Her father traveled alone and found work in Des Moines with the help of Quakers. Nakamura and her mother followed.
Nakamura began attending high school again, keenly conscious of the changes.
“It was a strange feeling, going from an all black-haired Japanese student body to an all-white school,” she said.
Kariya spent less time in his camp than his future wife, approximately a year. He was allowed to leave, as long as he went east. He travelled to Cleveland.
Once his parents were allowed to return to California at the end of the war, he returned to help them grow flowers. He recalled almost no overt prejudice.
“I can only remember one time a guy called me a Jap,” he said. “I faced up to him and he backed down, and said, ‘I’m sorry.’ I wasn’t going to take that kind of stuff.”
Kariya attended junior college in California, and then went to Drake University in Iowa, where he met Nakamura.
While they were dating, doctors diagnosed Kariya with a heart defect, warning that it likely would kill him before he turned 50. He was 26 at the time. Having already endured so much, he had developed a certain level of fatalism that Nakamura shared.
“I thought, ‘What the heck,'” she said. “We just accepted the fact that things could happen. So now he’s 86 — it was worth it.”

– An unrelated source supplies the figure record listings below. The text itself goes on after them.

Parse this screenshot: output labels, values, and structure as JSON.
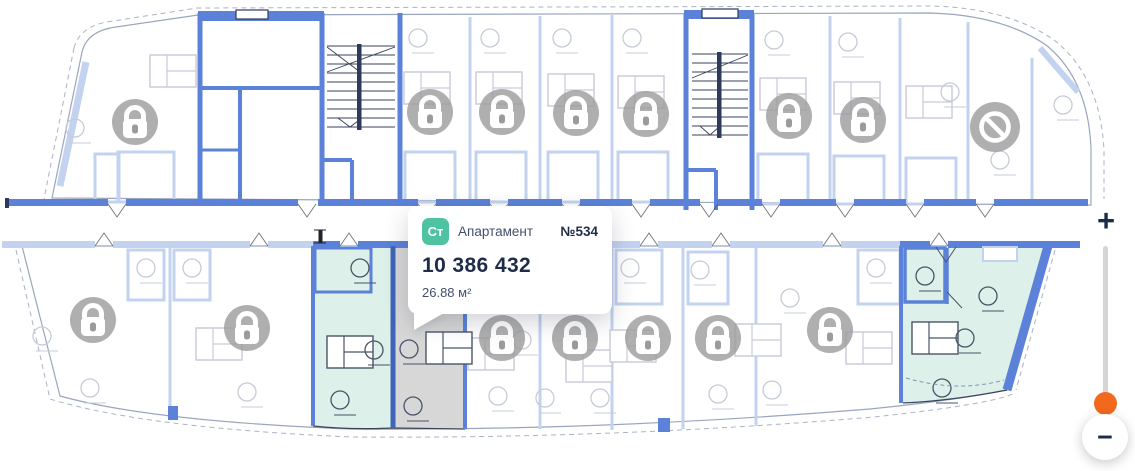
{
  "plan": {
    "tooltip": {
      "badge": "Ст",
      "type_label": "Апартамент",
      "number": "№534",
      "price": "10 386 432",
      "area": "26.88 м²"
    },
    "zoom_control": {
      "zoom_in_label": "+",
      "zoom_out_label": "−"
    }
  },
  "icons": {
    "lock": "lock-icon",
    "prohibited": "prohibited-icon",
    "zoom_in": "plus-icon",
    "zoom_out": "minus-icon"
  },
  "colors": {
    "wall_bright": "#5b82d8",
    "wall_faded": "#c3d2ef",
    "wall_dark": "#2e3a5c",
    "wall_navy": "#3f64b8",
    "outline": "#9aa5bf",
    "detail_faded": "#c6cbd9",
    "detail_dark": "#4a5568",
    "available_fill": "#ddf0e9",
    "selected_fill": "#d7d7d7",
    "lock_gray": "#9b9b9b",
    "badge_green": "#4fc3a1",
    "text_dark": "#1f2c49",
    "text_muted": "#44506a",
    "slider_handle_orange": "#f2691e",
    "slider_track": "#d5d5d6"
  }
}
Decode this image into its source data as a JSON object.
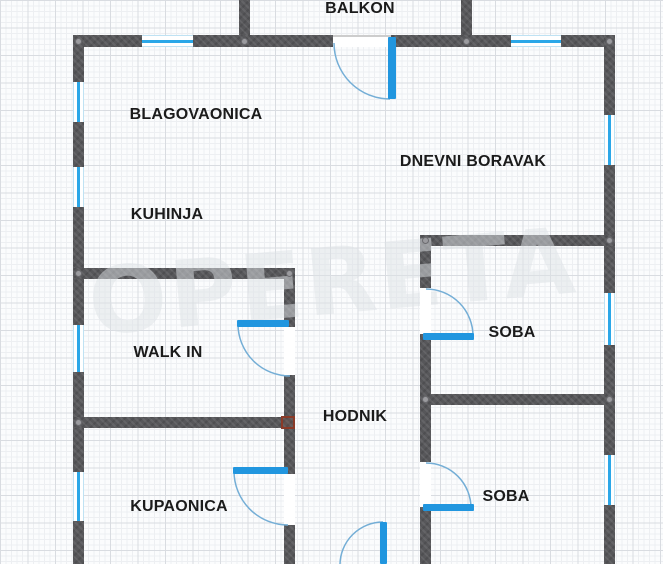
{
  "watermark": {
    "text": "OPERETA"
  },
  "rooms": {
    "balkon": {
      "label": "BALKON"
    },
    "blagovaonica": {
      "label": "BLAGOVAONICA"
    },
    "dnevni_boravak": {
      "label": "DNEVNI BORAVAK"
    },
    "kuhinja": {
      "label": "KUHINJA"
    },
    "walk_in": {
      "label": "WALK IN"
    },
    "hodnik": {
      "label": "HODNIK"
    },
    "soba_1": {
      "label": "SOBA"
    },
    "kupaonica": {
      "label": "KUPAONICA"
    },
    "soba_2": {
      "label": "SOBA"
    }
  },
  "colors": {
    "wall": "#57575a",
    "door_leaf": "#2196df",
    "window_line": "#2aa7e8",
    "swing_arc": "#74aed6",
    "label_text": "#1b1b1b",
    "junction_marker": "#8a3a28"
  }
}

“In the camps, there’s a word that they always said (in Japanese), ‘shikata ga nai,'” she said. “It means, ‘Accept what you have to accept.’ It was a good attitude.”
Editor’s Note: Mariko Hewer, a senior at the University of Maryland Philip Merrill College of Journalism, is the granddaughter of Takashi Kariya and Sachiko Nakamura (who became Sachiko Kariya after marriage). The Kariyas live in Cincinnati, Ohio.